Le lancement du réseau SolAfricAO (14 partenaires, 5 pays, 5 thématiques scientifiques sur la santé des sols) rappelle une évidence : le sol est la première “infrastructure” agricole.

Sur le terrain, l’IA peut aider à :

  • classer les parcelles par risque (érosion, acidité, compaction, déficit matière organique) ;
  • recommander des pratiques (couvertures végétales, rotations, apports organiques) en fonction d’objectifs mesurables ;
  • évaluer l’effet des pratiques (avant/après) avec des indicateurs simples.

L’approche gagnante est la priorisation : on ne “répare” pas tous les sols d’un coup. On choisit où 1 franc investi rapporte 2 francs — et l’IA peut aider à décider.

De la démo à l’adoption : la checklist IA pour producteurs et agro-industries

Réponse directe : pour convertir l’intérêt du SARA en résultats, il faut cadrer l’IA comme un projet opérationnel, pas comme une expérimentation.

Voici une checklist que je recommande aux coopératives, PME agroalimentaires, projets de filière et institutions.

1) Choisir un seul problème, mesurable

Exemples (bons) :

  • Réduire de 20 % les pertes post-récolte sur manioc/banane plantain via meilleur tri et séchage.
  • Diminuer de 30 % les traitements inutiles en maraîchage grâce à diagnostic assisté.
  • Améliorer de 1 à 2 points le taux de lots “premium” en cacao par contrôle fermentation/séchage.

Un objectif flou (“digitaliser la filière”) échoue presque toujours.

2) Sécuriser la donnée avant le modèle

  • Qui collecte ? à quelle fréquence ?
  • Où stocker ? qui accède ?
  • Quels formats (photos, fiches, GPS, météo) ?
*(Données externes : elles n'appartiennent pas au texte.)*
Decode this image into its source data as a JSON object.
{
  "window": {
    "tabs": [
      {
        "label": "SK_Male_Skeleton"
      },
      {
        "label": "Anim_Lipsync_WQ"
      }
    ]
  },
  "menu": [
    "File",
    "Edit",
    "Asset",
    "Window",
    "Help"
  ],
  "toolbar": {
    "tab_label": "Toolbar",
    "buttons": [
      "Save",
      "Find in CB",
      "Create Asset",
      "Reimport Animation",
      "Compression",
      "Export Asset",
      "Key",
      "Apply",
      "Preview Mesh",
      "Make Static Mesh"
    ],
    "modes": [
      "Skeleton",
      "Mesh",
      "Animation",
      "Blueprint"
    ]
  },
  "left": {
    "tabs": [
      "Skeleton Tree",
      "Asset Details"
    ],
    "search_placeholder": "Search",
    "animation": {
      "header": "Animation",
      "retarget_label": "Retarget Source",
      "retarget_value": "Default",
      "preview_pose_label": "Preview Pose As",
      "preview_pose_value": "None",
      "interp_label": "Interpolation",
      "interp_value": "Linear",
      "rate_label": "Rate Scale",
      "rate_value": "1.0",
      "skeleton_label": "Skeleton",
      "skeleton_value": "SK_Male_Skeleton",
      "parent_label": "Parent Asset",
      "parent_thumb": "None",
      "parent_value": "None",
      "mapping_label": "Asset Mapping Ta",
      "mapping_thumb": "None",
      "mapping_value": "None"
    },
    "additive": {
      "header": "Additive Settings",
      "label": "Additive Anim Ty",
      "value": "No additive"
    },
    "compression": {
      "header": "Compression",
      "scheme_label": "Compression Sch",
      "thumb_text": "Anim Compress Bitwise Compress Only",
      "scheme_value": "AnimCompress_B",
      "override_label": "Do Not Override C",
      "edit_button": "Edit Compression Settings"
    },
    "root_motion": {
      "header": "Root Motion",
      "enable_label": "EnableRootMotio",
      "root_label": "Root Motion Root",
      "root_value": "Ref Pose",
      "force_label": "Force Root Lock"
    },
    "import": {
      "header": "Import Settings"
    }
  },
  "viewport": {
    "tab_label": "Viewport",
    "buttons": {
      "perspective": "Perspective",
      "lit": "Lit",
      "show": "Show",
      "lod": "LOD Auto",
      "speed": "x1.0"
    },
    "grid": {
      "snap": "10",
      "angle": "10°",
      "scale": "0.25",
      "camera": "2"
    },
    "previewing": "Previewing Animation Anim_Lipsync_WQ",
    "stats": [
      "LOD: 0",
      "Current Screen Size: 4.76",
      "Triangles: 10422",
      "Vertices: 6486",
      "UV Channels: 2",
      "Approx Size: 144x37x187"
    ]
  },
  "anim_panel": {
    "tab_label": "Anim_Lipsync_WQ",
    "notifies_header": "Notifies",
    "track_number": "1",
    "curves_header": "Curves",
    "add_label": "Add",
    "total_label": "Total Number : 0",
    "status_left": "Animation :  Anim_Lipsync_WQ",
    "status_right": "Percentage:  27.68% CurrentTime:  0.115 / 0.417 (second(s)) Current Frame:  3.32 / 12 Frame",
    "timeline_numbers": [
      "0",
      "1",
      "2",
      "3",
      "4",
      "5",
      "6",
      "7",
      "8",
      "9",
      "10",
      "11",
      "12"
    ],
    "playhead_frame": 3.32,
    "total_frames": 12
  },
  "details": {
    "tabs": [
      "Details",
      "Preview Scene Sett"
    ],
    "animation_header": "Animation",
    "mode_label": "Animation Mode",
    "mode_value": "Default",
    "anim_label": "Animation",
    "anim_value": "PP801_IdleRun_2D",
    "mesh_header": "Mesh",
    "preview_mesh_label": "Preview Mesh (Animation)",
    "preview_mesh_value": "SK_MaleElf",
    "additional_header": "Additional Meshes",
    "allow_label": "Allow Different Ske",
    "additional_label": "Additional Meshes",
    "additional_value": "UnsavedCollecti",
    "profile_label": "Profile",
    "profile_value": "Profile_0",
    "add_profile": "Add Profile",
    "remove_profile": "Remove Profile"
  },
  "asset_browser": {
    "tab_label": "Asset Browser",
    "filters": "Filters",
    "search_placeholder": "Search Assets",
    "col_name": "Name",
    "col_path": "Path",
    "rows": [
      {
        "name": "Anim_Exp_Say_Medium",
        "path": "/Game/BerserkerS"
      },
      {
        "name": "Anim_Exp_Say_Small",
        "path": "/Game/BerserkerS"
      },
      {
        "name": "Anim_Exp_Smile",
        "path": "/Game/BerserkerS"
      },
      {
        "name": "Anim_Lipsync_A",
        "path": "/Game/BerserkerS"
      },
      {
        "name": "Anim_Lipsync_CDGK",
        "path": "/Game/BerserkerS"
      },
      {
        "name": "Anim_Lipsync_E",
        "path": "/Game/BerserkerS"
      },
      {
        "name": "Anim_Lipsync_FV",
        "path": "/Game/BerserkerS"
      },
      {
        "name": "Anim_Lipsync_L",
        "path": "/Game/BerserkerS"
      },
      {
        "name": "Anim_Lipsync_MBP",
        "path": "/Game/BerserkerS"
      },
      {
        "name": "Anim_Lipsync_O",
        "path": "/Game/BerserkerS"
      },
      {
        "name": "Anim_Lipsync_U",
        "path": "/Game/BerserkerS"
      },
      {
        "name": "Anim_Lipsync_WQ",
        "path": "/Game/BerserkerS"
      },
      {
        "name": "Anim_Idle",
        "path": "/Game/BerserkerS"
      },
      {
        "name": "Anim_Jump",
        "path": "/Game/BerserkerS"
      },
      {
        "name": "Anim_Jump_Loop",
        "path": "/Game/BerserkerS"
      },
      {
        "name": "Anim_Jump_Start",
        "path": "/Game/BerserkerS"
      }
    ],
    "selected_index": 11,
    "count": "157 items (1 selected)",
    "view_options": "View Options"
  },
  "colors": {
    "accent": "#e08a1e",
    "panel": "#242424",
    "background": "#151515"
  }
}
La plupart des projets IA se bloquent là, pas sur l’algorithme.

3) Concevoir la recommandation pour le terrain

Une bonne recommandation :

  • tient en 3 lignes ;
  • indique une action (quoi faire) ;
  • précise quand et avec quelle priorité.

Si l’outil exige un smartphone haut de gamme, 4G stable et 10 minutes par parcelle, l’adoption sera faible.
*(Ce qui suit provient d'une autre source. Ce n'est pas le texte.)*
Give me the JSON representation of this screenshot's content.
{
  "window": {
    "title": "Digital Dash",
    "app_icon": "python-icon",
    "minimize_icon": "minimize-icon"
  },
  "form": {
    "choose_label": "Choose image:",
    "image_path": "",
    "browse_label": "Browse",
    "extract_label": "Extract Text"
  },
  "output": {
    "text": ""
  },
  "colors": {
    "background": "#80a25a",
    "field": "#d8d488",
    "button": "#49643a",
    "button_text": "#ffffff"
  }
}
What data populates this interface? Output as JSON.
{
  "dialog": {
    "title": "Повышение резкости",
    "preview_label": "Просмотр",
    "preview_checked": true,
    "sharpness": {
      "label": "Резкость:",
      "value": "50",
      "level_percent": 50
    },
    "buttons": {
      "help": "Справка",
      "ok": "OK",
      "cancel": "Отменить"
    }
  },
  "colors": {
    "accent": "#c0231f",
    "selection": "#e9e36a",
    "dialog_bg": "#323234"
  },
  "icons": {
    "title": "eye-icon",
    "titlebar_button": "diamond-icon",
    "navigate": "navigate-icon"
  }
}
4) Mesurer l’impact et boucler

  • Avant/après : rendements, pertes, coûts, délais.
  • Retours utilisateurs : ce qui est compris, ce qui ne l’est pas.
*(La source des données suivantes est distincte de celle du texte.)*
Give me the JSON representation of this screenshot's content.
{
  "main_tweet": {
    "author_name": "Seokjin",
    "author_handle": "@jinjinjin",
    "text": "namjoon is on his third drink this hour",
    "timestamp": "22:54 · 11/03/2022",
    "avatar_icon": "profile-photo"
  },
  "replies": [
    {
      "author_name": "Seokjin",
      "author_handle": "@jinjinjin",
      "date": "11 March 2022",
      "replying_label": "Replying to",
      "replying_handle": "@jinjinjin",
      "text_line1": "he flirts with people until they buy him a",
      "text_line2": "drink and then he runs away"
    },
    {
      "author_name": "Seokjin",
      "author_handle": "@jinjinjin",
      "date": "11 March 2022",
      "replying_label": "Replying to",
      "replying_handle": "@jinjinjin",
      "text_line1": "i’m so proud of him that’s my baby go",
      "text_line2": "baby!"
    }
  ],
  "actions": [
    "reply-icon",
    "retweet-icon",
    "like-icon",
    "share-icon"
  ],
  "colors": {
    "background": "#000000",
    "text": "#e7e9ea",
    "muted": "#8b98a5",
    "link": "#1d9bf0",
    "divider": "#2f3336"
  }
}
Un système IA sans mesure d’impact devient vite un gadget.

Phrase à garder en tête : “En agriculture, l’IA n’est pas un produit. C’est un service avec une preuve.”

Ce que SARA 2025 annonce pour 2026 : une IA plus proche du revenu agricole

Réponse directe : après SARA 2025, l’IA en Côte d’Ivoire va progresser là où elle touche directement la productivité, la qualité et la commercialisation — surtout via des partenariats recherche–start-ups–filières.

On est fin décembre 2025 : période de bilans, mais aussi de préparation budgétaire et opérationnelle pour 2026. Pour les acteurs qui ont “vu” des innovations au salon, la meilleure stratégie n’est pas de multiplier les tests. C’est de choisir un pilote bien cadré, sur une filière prioritaire, avec une gouvernance de données claire, et des indicateurs d’impact.

Le Cirad a montré au SARA une logique qui marche : science appliquée + collaboration + vulgarisation. À mon sens, c’est aussi la trajectoire la plus saine pour intégrer l’IA : une IA qui respecte le terrain, qui prouve sa valeur, et qui s’insère dans des transitions agroécologiques plutôt que de les contredire.

Si vous travaillez dans une coopérative, une agro-industrie, une start-up ou une institution, la question à se poser maintenant n’est pas “quelle IA acheter ?”. C’est : quel problème coûte cher aujourd’hui, et quelle donnée avons-nous déjà pour le résoudre en 90 jours ?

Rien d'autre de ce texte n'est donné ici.